Cervejas e Vinhos participa de degustação de Pinot Noir

Em janeiro Cervejas e Vinhos esteve no Restaurante Sabor Peru, no bairro Coqueiros, em Florianópolis, participando de uma antiga confraria da cidade, cujo tema do dia foi Pinot Noir. Cinco garrafas foram selecionadas e servidas às cegas, incluindo no meio uma “pegadinha”, um vinho de outra uva que pode se assemelhar a Pinot Noir em seus melhores exemplares.

Gustave Lorentz Pinot Noir Réserve 2011

O Pinot Noir alsaciano abriu a noite e fez bonito, sendo considerado o segundo melhor do quinteto. Com aroma principal remetendo a groselha, trata-se de um vinho leve, frutado, com boa acidez e sem passagem por madeira.

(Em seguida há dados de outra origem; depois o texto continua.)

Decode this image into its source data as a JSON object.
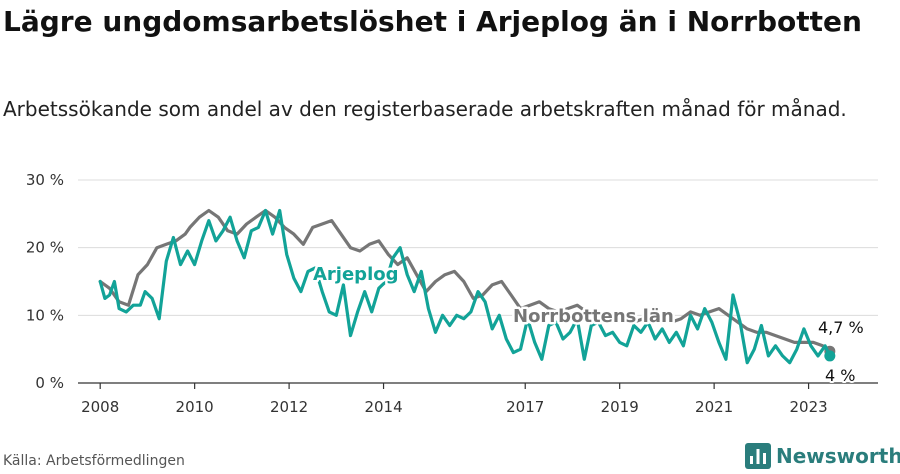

Dominique Piron Morgon La Chanaise 2012

Aqui tivemos a “pegadinha”, um cru de Beaujolais, feito a partir da casta Gamay. Os bons Beaujolais podem ser confundidos com Pinot Noir, mas este não enganou ninguém logo na análise visual, devido a sua cor mais escura. No aroma trouxe framboesa e em boca um tanino mais presente e certa evolução.

Humberto Canale Pinot Noir Gran Reserva 2012

Este vinho da Patagônia apresentou um aroma mais complexo do que os anteriores, em parte devido ao seu estágio de 12 meses em barril de carvalho americano e francês. Fruta vermelha madura e as notas oriundas da madeira se fizeram presente no nariz e em boca. Para os apreciadores do estilo Novo Mundo, é uma boa pedida.

Villaggio Bassetti Ana Cristina 2015

O Pinot Noir de São Joaquim-SC é um velho conhecido nosso, e sempre o tivemos em alta conta. Mas às cegas, e comparado aos demais, acabou se revelando o vinho mais simples da noite. Simples, porém correto. Levinho, frutado, fácil de beber.

Laureano Gomez Pinot Noir Gran Reserva 2016

E se a degustação fosse um campeonato, o título de campeão iria pra este último vinho, que fechou a noite com chave de ouro. Proveniente do Valle de Uco, em Mendoza, este Pinot Noir argentino mostrou de cara que possuía “um algo a mais”. Vinhas de 44 anos, produção limitada (1420 garrafas), com fermentação malolática, estágio de 1 ano em barrica de carvalho francês e mais 1 ano em garrafa descansando na adega antes de sair ao mercado. Mostrou complexidade no nariz e em boca, incluindo frutas vermelhas e notas terciárias. Vinhaço!